The Intellectual Property and Science business of Thomson Reuters has announced a collaboration with the National Research Foundation of Korea to make content from the Korean Citation Index (KCI) accessible via the Web of Science, the premier search and discovery platform for the sciences, social sciences, and arts and humanities.
This initiative will bring greater visibility and improved access to valuable research being produced in South Korea, particularly in social sciences and humanities. The KCI content will be made available as a new dataset, the KCI Korean Journal Database, on the Web of Science platform. The KCI Korean Journal Database will seamlessly connect to the leading indices within the Web of Science, including the Data Citation IndexSM, MEDLINE® and BIOSIS Citation IndexSM, enabling researchers to review and analyse the regional content alongside top-tier international literature.

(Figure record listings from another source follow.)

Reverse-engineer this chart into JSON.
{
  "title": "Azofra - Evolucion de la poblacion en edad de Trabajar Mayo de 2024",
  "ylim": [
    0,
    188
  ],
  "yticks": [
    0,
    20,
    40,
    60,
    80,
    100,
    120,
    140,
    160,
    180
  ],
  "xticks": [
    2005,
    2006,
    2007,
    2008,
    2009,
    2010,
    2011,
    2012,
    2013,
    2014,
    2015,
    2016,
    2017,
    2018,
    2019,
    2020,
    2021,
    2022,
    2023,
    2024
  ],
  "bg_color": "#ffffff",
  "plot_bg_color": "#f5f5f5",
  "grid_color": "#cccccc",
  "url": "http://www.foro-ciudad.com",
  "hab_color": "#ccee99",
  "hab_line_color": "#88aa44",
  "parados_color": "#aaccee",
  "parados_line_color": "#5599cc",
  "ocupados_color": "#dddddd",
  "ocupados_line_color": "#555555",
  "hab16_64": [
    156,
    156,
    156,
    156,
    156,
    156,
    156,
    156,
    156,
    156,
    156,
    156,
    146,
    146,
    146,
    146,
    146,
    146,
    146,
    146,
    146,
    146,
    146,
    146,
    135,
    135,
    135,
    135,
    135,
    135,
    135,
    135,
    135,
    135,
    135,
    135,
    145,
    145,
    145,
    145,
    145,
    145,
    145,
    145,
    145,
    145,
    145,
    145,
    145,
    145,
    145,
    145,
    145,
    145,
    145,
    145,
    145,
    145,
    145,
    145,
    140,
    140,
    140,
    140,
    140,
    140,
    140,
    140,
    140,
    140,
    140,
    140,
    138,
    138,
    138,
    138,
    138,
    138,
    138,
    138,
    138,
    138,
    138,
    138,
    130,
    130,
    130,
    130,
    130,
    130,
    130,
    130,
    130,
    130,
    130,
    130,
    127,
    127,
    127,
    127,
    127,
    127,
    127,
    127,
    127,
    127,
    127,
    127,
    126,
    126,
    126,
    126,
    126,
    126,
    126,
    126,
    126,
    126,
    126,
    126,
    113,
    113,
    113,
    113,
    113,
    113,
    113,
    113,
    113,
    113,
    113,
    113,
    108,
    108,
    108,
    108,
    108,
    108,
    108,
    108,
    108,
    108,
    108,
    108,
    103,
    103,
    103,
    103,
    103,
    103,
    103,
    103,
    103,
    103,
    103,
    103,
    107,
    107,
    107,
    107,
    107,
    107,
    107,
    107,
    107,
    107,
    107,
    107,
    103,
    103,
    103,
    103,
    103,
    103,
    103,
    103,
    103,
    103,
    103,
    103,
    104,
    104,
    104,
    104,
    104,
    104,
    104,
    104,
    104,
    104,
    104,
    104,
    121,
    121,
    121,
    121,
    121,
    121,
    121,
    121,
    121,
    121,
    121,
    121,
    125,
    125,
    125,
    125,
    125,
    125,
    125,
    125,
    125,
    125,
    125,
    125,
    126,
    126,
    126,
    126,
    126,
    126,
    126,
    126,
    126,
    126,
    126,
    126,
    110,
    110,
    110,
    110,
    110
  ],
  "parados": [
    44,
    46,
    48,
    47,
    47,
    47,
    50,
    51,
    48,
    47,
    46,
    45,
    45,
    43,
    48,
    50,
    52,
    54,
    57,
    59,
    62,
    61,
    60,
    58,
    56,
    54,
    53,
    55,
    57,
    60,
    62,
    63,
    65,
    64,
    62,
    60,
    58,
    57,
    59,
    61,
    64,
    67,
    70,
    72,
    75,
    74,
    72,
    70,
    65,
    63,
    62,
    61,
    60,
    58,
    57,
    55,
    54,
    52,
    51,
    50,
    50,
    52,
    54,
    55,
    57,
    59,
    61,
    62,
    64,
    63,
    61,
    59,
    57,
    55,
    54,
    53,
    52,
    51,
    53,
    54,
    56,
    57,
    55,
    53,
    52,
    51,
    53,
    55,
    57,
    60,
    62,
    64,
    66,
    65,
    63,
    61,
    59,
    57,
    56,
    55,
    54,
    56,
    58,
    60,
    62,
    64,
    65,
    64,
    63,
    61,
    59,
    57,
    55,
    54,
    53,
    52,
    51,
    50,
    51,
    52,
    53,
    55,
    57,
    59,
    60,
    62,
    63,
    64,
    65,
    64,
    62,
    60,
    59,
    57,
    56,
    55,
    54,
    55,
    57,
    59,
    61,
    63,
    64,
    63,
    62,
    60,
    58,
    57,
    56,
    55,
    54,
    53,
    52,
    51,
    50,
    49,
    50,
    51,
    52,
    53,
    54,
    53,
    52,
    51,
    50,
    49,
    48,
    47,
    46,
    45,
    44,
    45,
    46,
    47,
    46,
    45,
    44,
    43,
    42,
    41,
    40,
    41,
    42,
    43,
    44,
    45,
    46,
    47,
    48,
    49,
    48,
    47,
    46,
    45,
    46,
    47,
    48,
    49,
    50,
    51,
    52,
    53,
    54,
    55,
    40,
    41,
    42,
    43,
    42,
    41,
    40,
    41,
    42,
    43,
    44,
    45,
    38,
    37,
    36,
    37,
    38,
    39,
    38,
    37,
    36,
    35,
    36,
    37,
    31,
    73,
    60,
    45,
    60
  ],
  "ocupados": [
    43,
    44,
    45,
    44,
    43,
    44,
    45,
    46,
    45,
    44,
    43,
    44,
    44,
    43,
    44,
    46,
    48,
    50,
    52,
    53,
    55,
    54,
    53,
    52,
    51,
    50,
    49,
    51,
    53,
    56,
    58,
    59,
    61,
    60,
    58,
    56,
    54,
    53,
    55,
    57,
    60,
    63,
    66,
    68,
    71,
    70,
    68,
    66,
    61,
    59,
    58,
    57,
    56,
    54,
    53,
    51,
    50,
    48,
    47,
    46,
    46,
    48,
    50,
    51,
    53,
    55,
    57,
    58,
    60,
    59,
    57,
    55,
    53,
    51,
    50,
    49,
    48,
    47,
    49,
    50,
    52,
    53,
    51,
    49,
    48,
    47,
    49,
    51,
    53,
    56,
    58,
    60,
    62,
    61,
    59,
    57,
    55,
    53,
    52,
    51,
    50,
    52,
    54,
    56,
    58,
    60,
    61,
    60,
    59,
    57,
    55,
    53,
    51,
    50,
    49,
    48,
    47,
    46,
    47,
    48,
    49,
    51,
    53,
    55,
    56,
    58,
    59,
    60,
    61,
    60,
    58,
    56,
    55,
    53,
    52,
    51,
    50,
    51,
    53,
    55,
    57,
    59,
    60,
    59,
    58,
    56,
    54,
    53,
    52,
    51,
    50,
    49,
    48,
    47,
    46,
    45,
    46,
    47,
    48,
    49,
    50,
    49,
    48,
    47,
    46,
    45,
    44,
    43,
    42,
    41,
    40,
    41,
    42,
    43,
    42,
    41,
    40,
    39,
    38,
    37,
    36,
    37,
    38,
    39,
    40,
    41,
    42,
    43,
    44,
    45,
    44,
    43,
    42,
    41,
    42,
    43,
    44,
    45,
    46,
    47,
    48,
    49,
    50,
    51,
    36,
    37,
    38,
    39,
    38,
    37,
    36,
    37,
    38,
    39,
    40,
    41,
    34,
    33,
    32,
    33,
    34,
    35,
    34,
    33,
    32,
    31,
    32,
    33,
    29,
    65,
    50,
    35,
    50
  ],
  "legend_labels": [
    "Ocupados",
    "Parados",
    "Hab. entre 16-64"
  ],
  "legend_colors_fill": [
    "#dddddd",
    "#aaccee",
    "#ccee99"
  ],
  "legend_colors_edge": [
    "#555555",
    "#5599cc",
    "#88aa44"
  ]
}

The KCI Korean Journal Database will provide access to text from approximately 2,000 scholarly journals, over 1,800 of which are new to the Web of Science, enabling researchers to view South Korean journals alongside international output.
The addition of the KCI Korean Journal Database to the Web of Science will follow a similar model to that of the SciELO Citation Index, which was integrated within the Web of Science in early 2014, as well as the Chinese Science Citation Database, hosted within the Web of Science since 2008. The inclusion of these databases is part of continuing efforts by Thomson Reuters to further integrate high-quality global content into the Web of Science, spotlight regionally relevant scholarly literature, and identify influential authors and research within rapidly developing research centers. The KCI Korean Journal Database will be accessible to all Web of Science users in the latter part of 2014.
The addition of the KCI Korean Journal Database to the Web of Science will further highlight South Korea's rapidly growing global performance in scientific research, by increasing the number of indexed papers — produced from 2002 to 2012 — by 127 percent, increasing from 20,755 to 47,066 papers. Physical sciences and engineering are the dominant sectors of South Korea's scientific research portfolio; from 2008 to 2012, the nation's largest world share was in engineering and technology (5.7 percent), followed by physical sciences and astronomy (5 percent), chemical sciences (4.6 percent), and computer and information sciences (4 percent).